I’ve also been thinking about some of the art I’ve seen lately - being able to really reflect is a luxury that I don’t always have, especially if I’m reviewing every night. Truthfully, much of the work I encounter doesn’t engender an awful lot of reflecting; it’s not great, it’s not terrible, it’s just there, like a polite dinner guest whose name you keep forgetting.
This has been the case for most shows I’ve seen at the Fringe festival, this year and in past years. But it wasn’t true of “Zombie,” which I mentioned last week. Its run ends tonight at 7:15, and you should check it out if you have nothing to do, and want to be seriously disturbed:

And you wonder why he’s stuck in my head …
Bill Connington adapted this one-man show from Joyce Carol Oates’ novella about a sexual psychopath. Oates tends to annoy the hell out of me, but here her words were murderously good (though they do seem, at times, to be straying uncomfortable close to linking homosexual repression and pedophilia - made me a little squirmy). Connington’s adaptation and Thomas Caruso’s direction are old-fashioned in the best possible way: they don’t try to reinvent any wheels or be strange for strangeness’ sake. They’ve got powerful material, and they stay out of its way.

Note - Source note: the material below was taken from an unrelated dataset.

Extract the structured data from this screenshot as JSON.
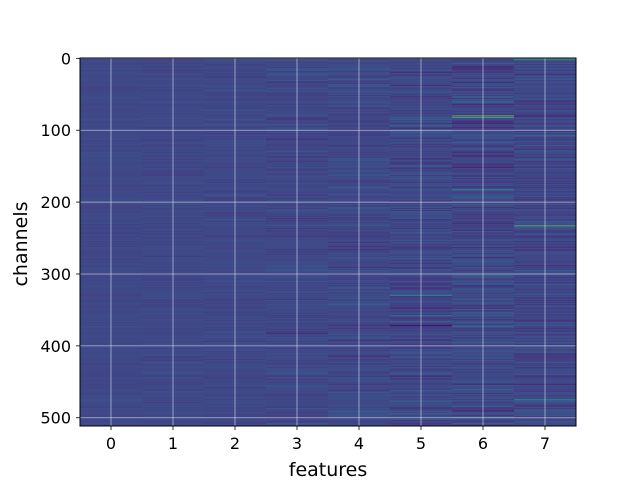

But thinking about the idea of solid, traditional theater made me think of one of the events that I’m most excited about for the fall, a highly opinionated festival that promises to offer a wholly experimental take on theater: “PRELUDE ‘08.” I’ll be writing more about this as we get closer to the September 24 start date, but just wanted to make sure it’s on everyone’s radar.
O.K. Go back to daydreaming - hope you can get this photo out of your head.